C. C. Brown

No. 24, 41, 39, 38
- Position: Safety

Personal information
- Born: January 27, 1983 (age 43) Greenwood, Mississippi, U.S.
- Listed height: 6 ft 0 in (1.83 m)
- Listed weight: 208 lb (94 kg)

Career information
- High school: Greenwood
- College: Louisiana-Lafayette
- NFL draft: 2005: 6th round, 188th overall pick

Career history
- Houston Texans (2005–2008); New York Giants (2009); Detroit Lions (2010); Jacksonville Jaguars (2011);

Awards and highlights
- First-team All-Sun Belt (2004); Second-team All-Sun Belt (2003);

Career NFL statistics
- Total tackles: 374
- Sacks: 1
- Forced fumbles: 8
- Fumble recoveries: 4
- Interceptions: 3
- Stats at Pro Football Reference

= C. C. Brown =

American football player (born 1983)

Ceandris Nehemiah Brown (born January 27, 1983) is an American former professional football player who was a safety in the National Football League (NFL). He was selected by the Houston Texans in the sixth round of the 2005 NFL draft. He played college football for the Louisiana-Lafayette Ragin' Cajuns, and was also enlisted in the Mississippi National Guard.

Brown was also a member of the New York Giants, Detroit Lions and Jacksonville Jaguars.

==Professional career==

===Houston Texans===
Brown was selected by the Houston Texans in the sixth round of the 2005 NFL draft. He started in all of his four years with the Texans.

===New York Giants===
Brown became a free agent in 2009 and signed a one-year deal with the New York Giants.
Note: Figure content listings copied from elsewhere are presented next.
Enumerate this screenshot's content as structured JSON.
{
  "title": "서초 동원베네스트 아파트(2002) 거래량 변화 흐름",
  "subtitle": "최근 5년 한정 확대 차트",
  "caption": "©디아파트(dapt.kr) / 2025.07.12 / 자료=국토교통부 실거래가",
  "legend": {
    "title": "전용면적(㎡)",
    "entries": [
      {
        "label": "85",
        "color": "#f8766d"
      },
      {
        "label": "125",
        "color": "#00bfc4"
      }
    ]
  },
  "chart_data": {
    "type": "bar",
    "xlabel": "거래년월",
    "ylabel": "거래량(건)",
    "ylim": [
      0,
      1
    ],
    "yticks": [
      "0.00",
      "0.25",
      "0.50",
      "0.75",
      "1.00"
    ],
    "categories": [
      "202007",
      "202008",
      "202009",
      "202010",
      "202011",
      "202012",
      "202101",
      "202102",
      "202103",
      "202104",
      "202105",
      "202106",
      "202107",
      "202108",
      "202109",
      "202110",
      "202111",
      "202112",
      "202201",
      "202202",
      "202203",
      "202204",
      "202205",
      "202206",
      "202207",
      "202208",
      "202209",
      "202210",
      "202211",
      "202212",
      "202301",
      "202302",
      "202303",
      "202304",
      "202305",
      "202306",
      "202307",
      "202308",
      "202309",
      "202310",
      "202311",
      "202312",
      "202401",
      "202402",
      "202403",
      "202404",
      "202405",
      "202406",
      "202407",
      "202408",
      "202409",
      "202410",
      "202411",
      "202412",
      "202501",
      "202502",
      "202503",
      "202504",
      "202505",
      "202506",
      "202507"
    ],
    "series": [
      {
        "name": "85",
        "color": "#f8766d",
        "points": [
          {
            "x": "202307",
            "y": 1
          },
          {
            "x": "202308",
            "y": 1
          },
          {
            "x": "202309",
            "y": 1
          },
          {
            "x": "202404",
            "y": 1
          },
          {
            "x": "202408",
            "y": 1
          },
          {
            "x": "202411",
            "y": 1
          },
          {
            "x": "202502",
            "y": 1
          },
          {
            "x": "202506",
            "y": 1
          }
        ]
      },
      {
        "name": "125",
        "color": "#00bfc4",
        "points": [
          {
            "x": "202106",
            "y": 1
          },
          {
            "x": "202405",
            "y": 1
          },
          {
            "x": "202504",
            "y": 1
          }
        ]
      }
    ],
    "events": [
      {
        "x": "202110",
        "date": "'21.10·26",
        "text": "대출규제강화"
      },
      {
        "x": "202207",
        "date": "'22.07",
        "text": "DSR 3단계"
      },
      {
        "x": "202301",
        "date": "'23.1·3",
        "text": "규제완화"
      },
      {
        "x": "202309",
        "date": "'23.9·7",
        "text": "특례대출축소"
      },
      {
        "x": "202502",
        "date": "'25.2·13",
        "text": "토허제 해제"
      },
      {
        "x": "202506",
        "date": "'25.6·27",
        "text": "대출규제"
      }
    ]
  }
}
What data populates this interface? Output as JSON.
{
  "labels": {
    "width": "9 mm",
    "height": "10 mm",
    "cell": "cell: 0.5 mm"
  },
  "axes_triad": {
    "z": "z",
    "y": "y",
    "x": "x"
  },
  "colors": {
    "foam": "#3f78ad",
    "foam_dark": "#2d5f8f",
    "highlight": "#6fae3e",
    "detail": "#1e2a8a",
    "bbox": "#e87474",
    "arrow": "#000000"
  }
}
He was tendered a one-year contract by the Giants following the 2009 NFL season, but the tender was withdrawn after the Giants signed Deon Grant.

===Detroit Lions===
On May 10, 2010, Brown signed a contract with the Detroit Lions.

==NFL career statistics==

Legend
| Bold | Career high |

Year: Team; Games; Tackles; Interceptions; Fumbles
GP: GS; Cmb; Solo; Ast; Sck; TFL; Int; Yds; TD; Lng; PD; FF; FR; Yds; TD
2005: HOU; 16; 13; 80; 54; 26; 0.0; 3; 1; 5; 0; 5; 2; 1; 0; 0; 0
2006: HOU; 15; 15; 77; 67; 10; 1.0; 1; 1; 0; 0; 0; 5; 1; 1; 0; 0
2007: HOU; 16; 16; 84; 64; 20; 0.0; 1; 1; 9; 0; 9; 8; 2; 3; 19; 0
2008: HOU; 3; 3; 15; 12; 3; 0.0; 0; 0; 0; 0; 0; 1; 0; 0; 0; 0
2009: NYG; 16; 7; 69; 59; 10; 0.0; 3; 0; 0; 0; 0; 3; 3; 0; 0; 0
2010: DET; 15; 8; 46; 37; 9; 0.0; 1; 0; 0; 0; 0; 4; 1; 0; 0; 0
2011: JAX; 2; 0; 3; 2; 1; 0.0; 0; 0; 0; 0; 0; 0; 0; 0; 0; 0
83; 62; 374; 295; 79; 1.0; 9; 3; 14; 0; 9; 23; 8; 4; 19; 0

==Healthcare fraud case==
Brown was charged with one count of conspiracy to commit wire fraud and health care fraud, one count of wire fraud, and one count of health care fraud by the United States Department of Justice on December 12, 2019. He initially pleaded not guilty to the charges, but changed his plea to guilty. He was sentenced to 12 months in prison and ordered to pay back $84,777 on June 22, 2020.